Addiction medicine clinics will continue to get busier.
While the number of overdose deaths from prescription and illicit opioids doubled from just over 21,000 in 2010 to more than 42,000 in 2016, FDA-approved medication treatments began offering the proverbial light at the end of the tunnel. According to a 2017 study, treatment with methadone and buprenorphine is associated with substantial reductions in the risk of death for people dependent on opioids.
With an estimated 2 million people in the U.S. currently suffering from a substance use disorder related to prescription opioid pain medication,1 efficient med-treatment inventory management has now become mission-critical. Both the effective treatment of patients and the success of clinic operations depend on the ability to accurately dispense, track and report on the highly controlled medications used to treat addiction.
What will an addiction medicine clinic need in order to meet the demands of the growing opioid epidemic? Make sure your inventory control software offers these four essential functionalities.
Checks and Balances
In a specialty where every drop of medication must be accounted for, manual processes are opportunities for error. An automated inventory control system that interfaces with the infusion pump will offer essential checks and balances that continually reconcile the medication in stock with the medication used.
Amounts would be logged in when a liquid methadone shipment arrives, for example. Then, because it communicates with the infusion pump, it will be able to keep track of every milliliter dispensed, including offering a way to account for spillage and trace amounts left in the line. With an up-to-the-minute inventory total available at any time, clinic staff can reconcile, every morning and evening, the inventory amounts the computer shows with the amounts in the physical bottles. Any discrepancies can be addressed immediately.
Flags and alerts should be built into the system, as well. If, say, the number of bottles entered doesn’t match the expected quantity, the system should register an alert and force the clinic staff to double check. Built-in checks and balances like these improve workflow by forcing best practices for inventory management. In this way, healthcare technology is enhancing workflow and making a clinician’s job easier.
Successful checks and balances are dependent upon being able to customize the system to accommodate the bottle and dosing specifications that are applicable to each unique clinic. Errors are inevitable when clinic staff are forced to work around the limitations of a fixed computerized system.
The Medgen system incorporates dictionaries in which clinics can define, for example, the measurements, sizes and units in use at their sites.

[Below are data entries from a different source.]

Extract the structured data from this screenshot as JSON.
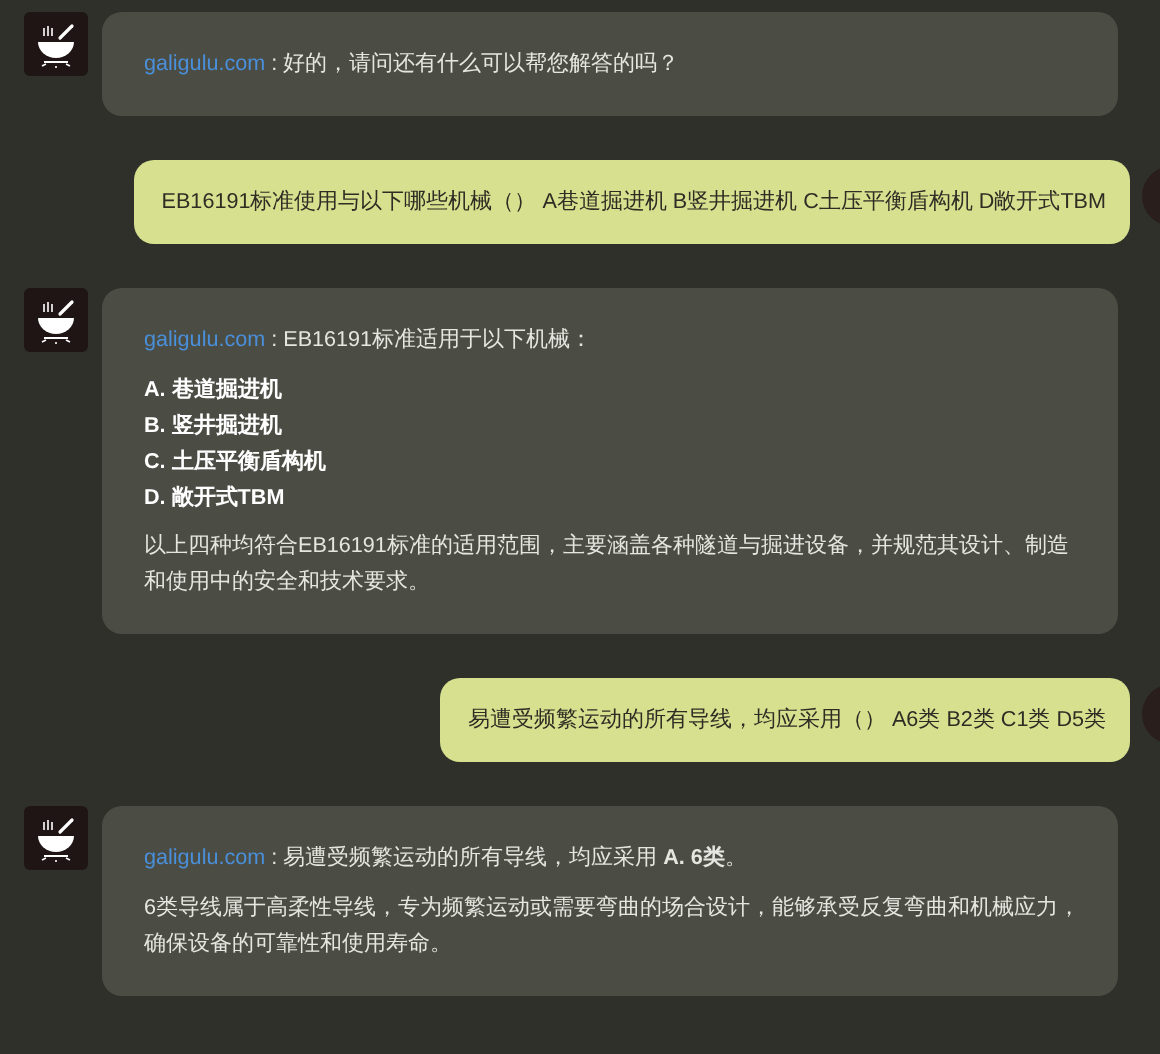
{
  "messages": [
    {
      "kind": "bot",
      "source": "galigulu.com",
      "lead": ": 好的，请问还有什么可以帮您解答的吗？"
    },
    {
      "kind": "user",
      "text": "EB16191标准使用与以下哪些机械（） A巷道掘进机 B竖井掘进机 C土压平衡盾构机 D敞开式TBM"
    },
    {
      "kind": "bot",
      "source": "galigulu.com",
      "lead": ": EB16191标准适用于以下机械：",
      "items": [
        "A. 巷道掘进机",
        "B. 竖井掘进机",
        "C. 土压平衡盾构机",
        "D. 敞开式TBM"
      ],
      "paragraphs": [
        "以上四种均符合EB16191标准的适用范围，主要涵盖各种隧道与掘进设备，并规范其设计、制造和使用中的安全和技术要求。"
      ]
    },
    {
      "kind": "user",
      "text": "易遭受频繁运动的所有导线，均应采用（） A6类 B2类 C1类 D5类"
    },
    {
      "kind": "bot",
      "source": "galigulu.com",
      "lead": ": 易遭受频繁运动的所有导线，均应采用 **A. 6类**。",
      "paragraphs": [
        "6类导线属于高柔性导线，专为频繁运动或需要弯曲的场合设计，能够承受反复弯曲和机械应力，确保设备的可靠性和使用寿命。"
      ]
    }
  ]
}
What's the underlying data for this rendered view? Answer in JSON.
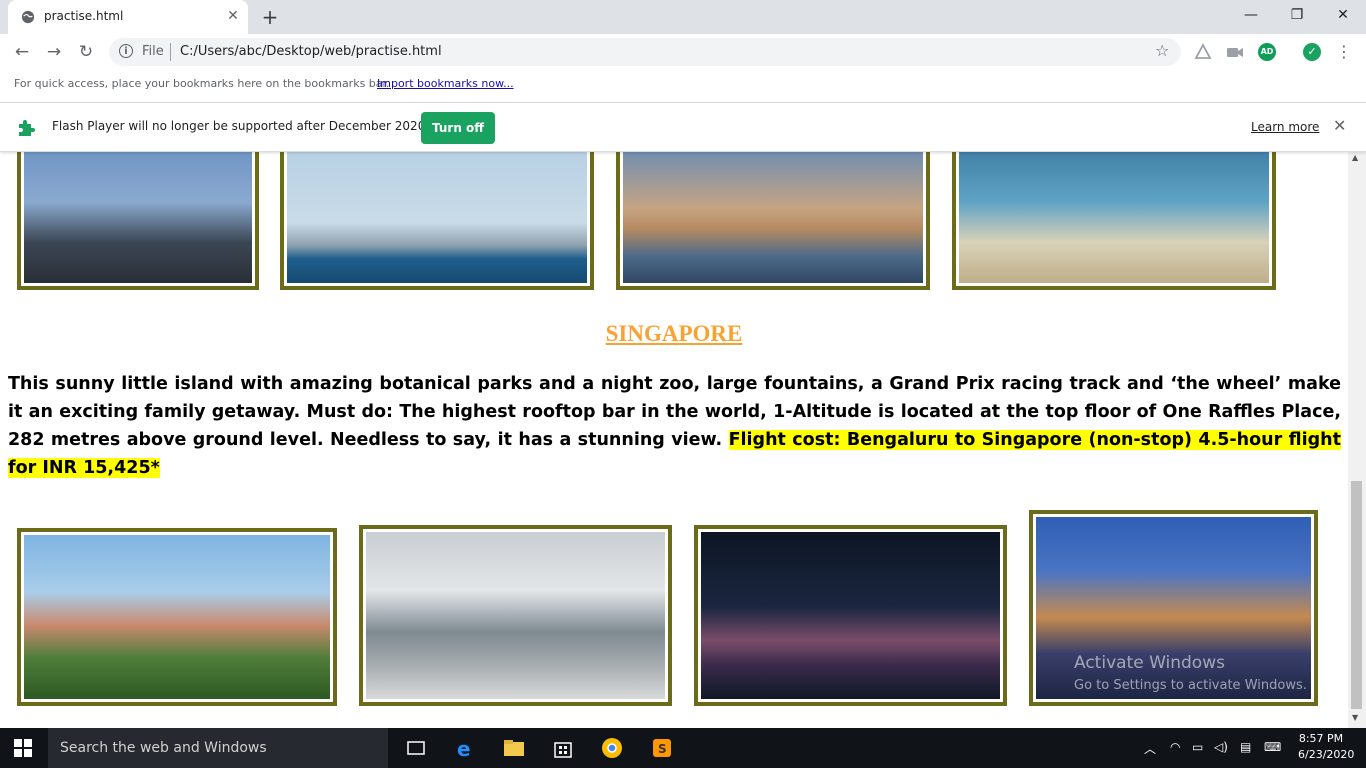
{
  "browser": {
    "tab_title": "practise.html",
    "file_label": "File",
    "url": "C:/Users/abc/Desktop/web/practise.html",
    "avatar_initials": "AD"
  },
  "bookmarks_bar": {
    "message": "For quick access, place your bookmarks here on the bookmarks bar.",
    "import_link": "Import bookmarks now..."
  },
  "infobar": {
    "message": "Flash Player will no longer be supported after December 2020.",
    "turn_off": "Turn off",
    "learn_more": "Learn more"
  },
  "page": {
    "heading": "SINGAPORE",
    "paragraph_text": "This sunny little island with amazing botanical parks and a night zoo, large fountains, a Grand Prix racing track and ‘the wheel’ make it an exciting family getaway. Must do: The highest rooftop bar in the world, 1-Altitude is located at the top floor of One Raffles Place, 282 metres above ground level. Needless to say, it has a stunning view. ",
    "paragraph_highlight": "Flight cost: Bengaluru to Singapore (non-stop) 4.5-hour flight for INR 15,425*"
  },
  "watermark": {
    "title": "Activate Windows",
    "subtitle": "Go to Settings to activate Windows."
  },
  "taskbar": {
    "search_placeholder": "Search the web and Windows",
    "time": "8:57 PM",
    "date": "6/23/2020"
  },
  "colors": {
    "frame_border": "#6b6b1a",
    "heading": "#f7a233",
    "highlight": "#ffff00",
    "turn_off_button": "#1aa260"
  }
}
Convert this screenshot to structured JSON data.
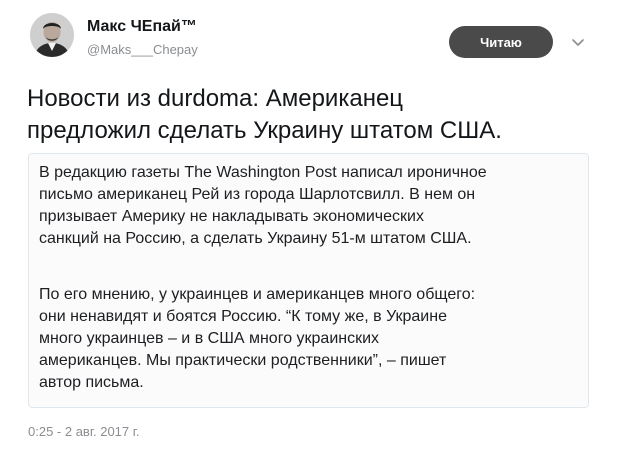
{
  "author": {
    "name": "Макс ЧЕпай™",
    "handle": "@Maks___Chepay"
  },
  "follow_button": {
    "label": "Читаю"
  },
  "tweet": {
    "text_lines": [
      "Новости из durdoma: Американец",
      "предложил сделать Украину штатом США."
    ]
  },
  "card": {
    "paragraph1_lines": [
      "В редакцию газеты The Washington Post написал ироничное",
      "письмо американец Рей из города Шарлотсвилл. В нем он",
      "призывает Америку не накладывать экономических",
      "санкций на Россию, а сделать Украину 51-м штатом США."
    ],
    "paragraph2_lines": [
      "По его мнению, у украинцев и американцев много общего:",
      "они ненавидят и боятся Россию. “К тому же, в Украине",
      "много украинцев – и в США много украинских",
      "американцев. Мы практически родственники”, – пишет",
      "автор письма."
    ]
  },
  "timestamp": "0:25 - 2 авг. 2017 г.",
  "icons": {
    "avatar": "user-avatar",
    "menu": "chevron-down-icon"
  },
  "colors": {
    "follow_button_bg": "#4a4a4a",
    "secondary_text": "#8a8d91",
    "card_border": "#e1e8ed"
  }
}
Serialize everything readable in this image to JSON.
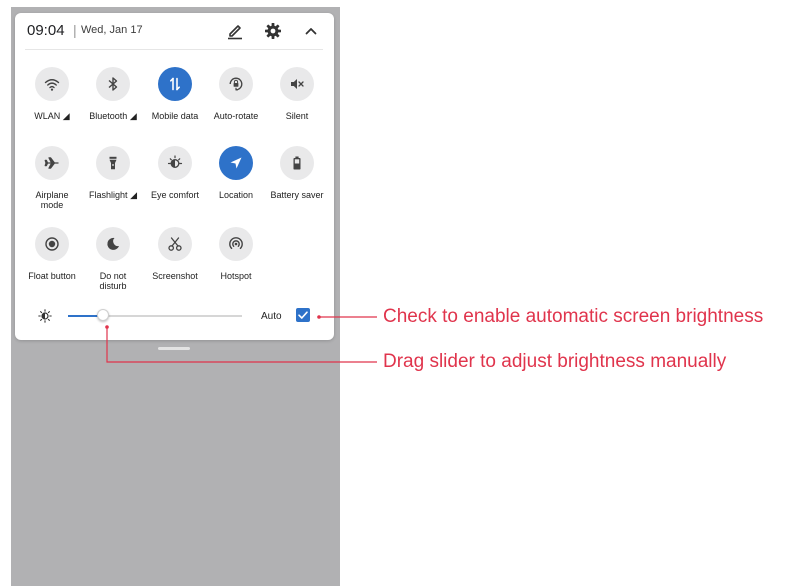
{
  "status": {
    "time": "09:04",
    "date": "Wed, Jan 17"
  },
  "header_icons": {
    "edit": "edit-icon",
    "settings": "gear-icon",
    "collapse": "chevron-up-icon"
  },
  "tiles": [
    {
      "label": "WLAN",
      "icon": "wifi-icon",
      "active": false,
      "has_caret": true
    },
    {
      "label": "Bluetooth",
      "icon": "bluetooth-icon",
      "active": false,
      "has_caret": true
    },
    {
      "label": "Mobile data",
      "icon": "mobile-data-icon",
      "active": true,
      "has_caret": false
    },
    {
      "label": "Auto-rotate",
      "icon": "auto-rotate-icon",
      "active": false,
      "has_caret": false
    },
    {
      "label": "Silent",
      "icon": "silent-icon",
      "active": false,
      "has_caret": false
    },
    {
      "label": "Airplane",
      "label2": "mode",
      "icon": "airplane-icon",
      "active": false,
      "has_caret": false
    },
    {
      "label": "Flashlight",
      "icon": "flashlight-icon",
      "active": false,
      "has_caret": true
    },
    {
      "label": "Eye comfort",
      "icon": "eye-comfort-icon",
      "active": false,
      "has_caret": false
    },
    {
      "label": "Location",
      "icon": "location-icon",
      "active": true,
      "has_caret": false
    },
    {
      "label": "Battery saver",
      "icon": "battery-saver-icon",
      "active": false,
      "has_caret": false
    },
    {
      "label": "Float button",
      "icon": "float-button-icon",
      "active": false,
      "has_caret": false
    },
    {
      "label": "Do not",
      "label2": "disturb",
      "icon": "do-not-disturb-icon",
      "active": false,
      "has_caret": false
    },
    {
      "label": "Screenshot",
      "icon": "screenshot-icon",
      "active": false,
      "has_caret": false
    },
    {
      "label": "Hotspot",
      "icon": "hotspot-icon",
      "active": false,
      "has_caret": false
    }
  ],
  "brightness": {
    "auto_label": "Auto",
    "auto_checked": true,
    "level_fraction": 0.2
  },
  "annotations": {
    "auto_brightness": "Check to enable automatic screen brightness",
    "slider": "Drag slider to adjust brightness manually"
  },
  "colors": {
    "accent": "#2e72c9",
    "annotation": "#e0344c",
    "shade": "#b1b1b3"
  }
}
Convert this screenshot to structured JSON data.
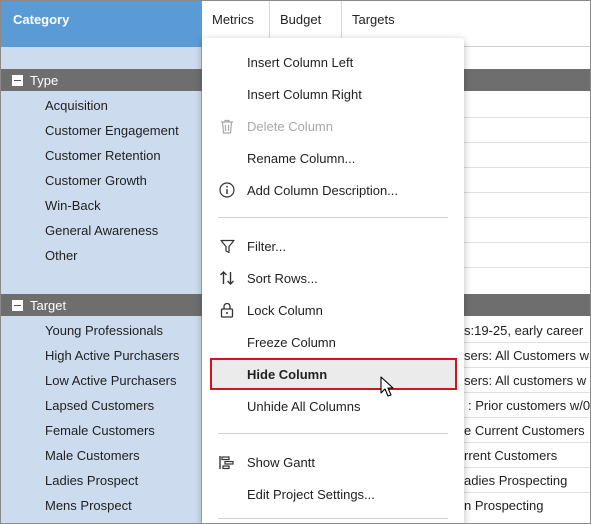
{
  "category_header": "Category",
  "columns": [
    "Metrics",
    "Budget",
    "Targets"
  ],
  "groups": [
    {
      "label": "Type",
      "items": [
        "Acquisition",
        "Customer Engagement",
        "Customer Retention",
        "Customer Growth",
        "Win-Back",
        "General Awareness",
        "Other"
      ]
    },
    {
      "label": "Target",
      "items": [
        "Young Professionals",
        "High Active Purchasers",
        "Low Active Purchasers",
        "Lapsed Customers",
        "Female Customers",
        "Male Customers",
        "Ladies Prospect",
        "Mens Prospect"
      ]
    }
  ],
  "target_cells": [
    "s:19-25, early career",
    "sers: All Customers w",
    "sers: All customers w",
    ": Prior customers w/0",
    "e Current Customers",
    "rrent Customers",
    "adies Prospecting",
    "n Prospecting"
  ],
  "context_menu": {
    "items": [
      {
        "label": "Insert Column Left",
        "icon": "",
        "disabled": false
      },
      {
        "label": "Insert Column Right",
        "icon": "",
        "disabled": false
      },
      {
        "label": "Delete Column",
        "icon": "trash-icon",
        "disabled": true
      },
      {
        "label": "Rename Column...",
        "icon": "",
        "disabled": false
      },
      {
        "label": "Add Column Description...",
        "icon": "info-icon",
        "disabled": false
      },
      {
        "label": "Filter...",
        "icon": "filter-icon",
        "disabled": false
      },
      {
        "label": "Sort Rows...",
        "icon": "sort-icon",
        "disabled": false
      },
      {
        "label": "Lock Column",
        "icon": "lock-icon",
        "disabled": false
      },
      {
        "label": "Freeze Column",
        "icon": "",
        "disabled": false
      },
      {
        "label": "Hide Column",
        "icon": "",
        "disabled": false,
        "highlighted": true
      },
      {
        "label": "Unhide All Columns",
        "icon": "",
        "disabled": false
      },
      {
        "label": "Show Gantt",
        "icon": "gantt-icon",
        "disabled": false
      },
      {
        "label": "Edit Project Settings...",
        "icon": "",
        "disabled": false
      }
    ]
  },
  "colors": {
    "header_blue": "#5b9bd5",
    "category_bg": "#ccdcee",
    "group_bg": "#6e6e6e",
    "highlight_border": "#d3141b"
  }
}
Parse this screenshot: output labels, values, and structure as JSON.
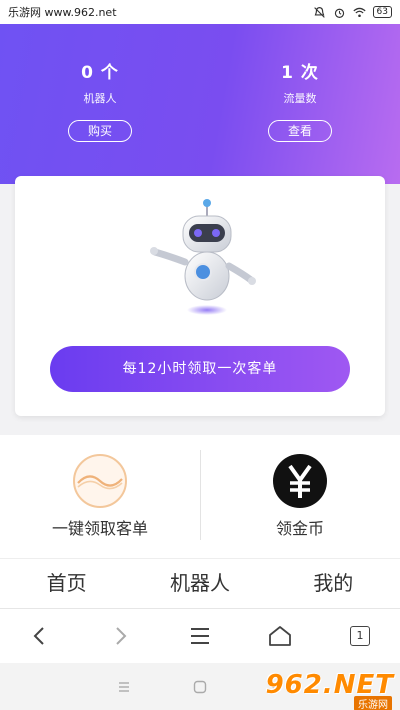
{
  "status_bar": {
    "left_text": "乐游网 www.962.net",
    "battery": "63",
    "icons": [
      "mute-icon",
      "alarm-icon",
      "wifi-icon",
      "battery-icon"
    ]
  },
  "header": {
    "robots": {
      "value": "0 个",
      "label": "机器人",
      "button": "购买"
    },
    "traffic": {
      "value": "1 次",
      "label": "流量数",
      "button": "查看"
    },
    "colors": {
      "start": "#6f52f3",
      "end": "#b86cf0"
    }
  },
  "card": {
    "image": "robot-illustration",
    "cta_label": "每12小时领取一次客单"
  },
  "features": [
    {
      "label": "一键领取客单",
      "icon": "wave-circle-icon"
    },
    {
      "label": "领金币",
      "icon": "yuan-coin-icon"
    }
  ],
  "tabs": [
    "首页",
    "机器人",
    "我的"
  ],
  "browser_nav": {
    "tab_count": "1",
    "icons": [
      "back-icon",
      "forward-icon",
      "menu-icon",
      "home-icon",
      "tabs-icon"
    ]
  },
  "watermark": {
    "main": "962.NET",
    "sub": "乐游网"
  }
}
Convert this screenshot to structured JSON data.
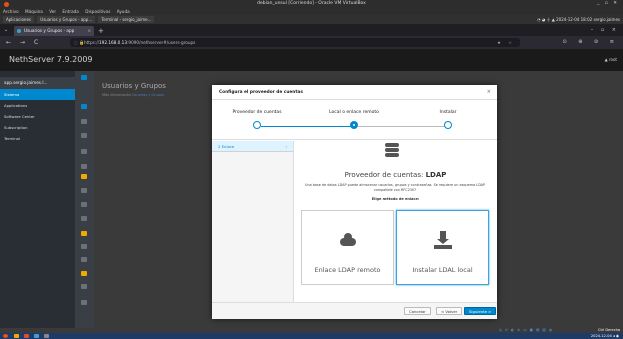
{
  "vbox": {
    "title": "debian_unsul [Corriendo] - Oracle VM VirtualBox",
    "window_controls": "_ ▫ ✕",
    "menu": [
      "Archivo",
      "Máquina",
      "Ver",
      "Entrada",
      "Dispositivos",
      "Ayuda"
    ],
    "status_right": "Ctrl Derecha",
    "status_icons": "◎ ⊙ ◐ ⊘ ▭ ▣ ▤ ▥ ◍"
  },
  "guest_panel": {
    "apps_label": "Aplicaciones",
    "task1": "Usuarios y Grupos - app...",
    "task2": "Terminal - sergio_jaime...",
    "clock_time": "2024-12-04",
    "clock_date": "18:02",
    "user": "sergio.jaimes",
    "tray_icons": "◔ ◕ ⏚ ▲"
  },
  "browser": {
    "tab_title": "Usuarios y Grupos - app",
    "url_host": "192.168.0.13",
    "url_prefix": "https://",
    "url_path": ":9090/nethserver#/users-groups",
    "nav_back": "←",
    "nav_forward": "→",
    "nav_reload": "C",
    "tab_close": "×",
    "new_tab": "+",
    "tab_list": "⌄",
    "win_controls": "– ▫ ×",
    "url_icons": "◌ 🔒",
    "url_right": "★ ☆",
    "nav_right": "⊙ ⊕ ⊘ ≡"
  },
  "nethserver": {
    "brand": "NethServer 7.9.2009",
    "user": "root",
    "app_name": "app.sergio.jaimes.l...",
    "sidebar": [
      "Sistema",
      "Applications",
      "Software Center",
      "Subscription",
      "Terminal"
    ],
    "page_title": "Usuarios y Grupos",
    "page_sub_prefix": "Más información",
    "page_sub_link": "Usuarios y Grupos"
  },
  "modal": {
    "title": "Configura el proveedor de cuentas",
    "close": "×",
    "steps": [
      "Proveedor de cuentas",
      "Local o enlace remoto",
      "Instalar"
    ],
    "active_step": 1,
    "left_item": "Enlace",
    "left_prefix": "2",
    "provider_prefix": "Proveedor de cuentas:",
    "provider_name": "LDAP",
    "description": "Una base de datos LDAP puede almacenar usuarios, grupos y contraseñas. Se requiere un esquema LDAP compatible con RFC2307",
    "choose": "Elige método de enlace:",
    "option_remote": "Enlace LDAP remoto",
    "option_local": "Instalar LDAL local",
    "btn_cancel": "Cancelar",
    "btn_back": "< Volver",
    "btn_next": "Siguiente >"
  },
  "taskbar": {
    "clock": "2024-12-04  ◂ ◉"
  },
  "colors": {
    "accent": "#0088ce",
    "header": "#1a1a1a",
    "sidebar": "#292e34",
    "warning": "#f0ab00"
  }
}
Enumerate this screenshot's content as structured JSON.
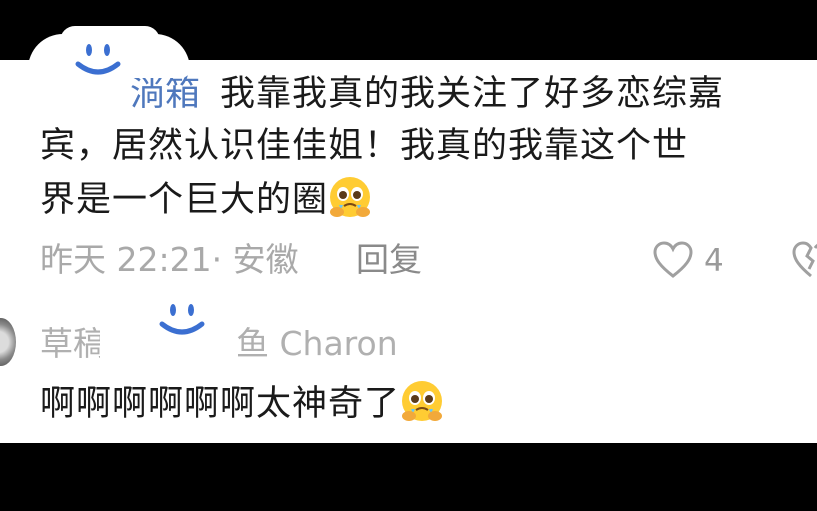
{
  "comment1": {
    "username": "淌箱",
    "line1": "我靠我真的我关注了好多恋综嘉",
    "line2": "宾，居然认识佳佳姐！我真的我靠这个世",
    "line3": "界是一个巨大的圈",
    "emoji": "pleading-face-emoji",
    "timestamp": "昨天 22:21· 安徽",
    "reply_label": "回复",
    "like_count": "4"
  },
  "comment2": {
    "username_prefix": "草稿",
    "username_suffix": "鱼 Charon",
    "text": "啊啊啊啊啊啊太神奇了",
    "emoji": "pleading-face-emoji"
  },
  "colors": {
    "background": "#000000",
    "panel": "#ffffff",
    "username": "#4f78bd",
    "meta": "#a9a9a9",
    "smiley": "#3b6fd1"
  }
}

With the ability to select predefined bottles and units when logging in new inventory, the system is then able to do the math on medication inventory levels when bottles are entered or utilized.
Similarly, a clinic must be able to define different dispensing locations within one clinic or manage several clinic locations within one inventory system. Clinics differ vastly in structure, procedures, medications and specialties. It is essential that inventory control software provide flexibility to accommodate individual needs.
An effective automated inventory system should include safeguards that protect staff members from oversights and time-consuming workflow interruptions.
An effective inventory management system will know when a bottle is getting low in dosage, and it won’t let a clinician begin dosing for a patient without changing the bottle. It also will prevent two clinicians from trying to utilize the same bottle—the system must be smart enough to know that the bottle is no longer available in inventory.
Paper logs and electronic systems that do not interface with the infusion pump require manual reconciliation, leaving room for math errors, dispensing shortfalls and misattributions. Make sure the system you select oversees the full dispensing process and does not still require considerable staff intervention.
Advanced Automated Reporting
Clinics should expect a wide array of reporting capabilities with automated inventory management systems. In the case of an audit, high-level inventory numbers can be pulled at any time to provide accurate details about medication dispensed, inventory locations, lot numbers and more.
However, it’s the granular reporting that may be most helpful in assessing and improving clinic operations. Inventory control software should be able to drill down through dispensing location, lot number and bottle number to see the exact volume of any bottle at any given time. Reviewing inventory and usage reports by location can assist with purchasing forecasts and evaluation of patient volume.
Few specialties are as dependent on accurate reporting as addiction medicine. The right inventory management system can make the process effortless.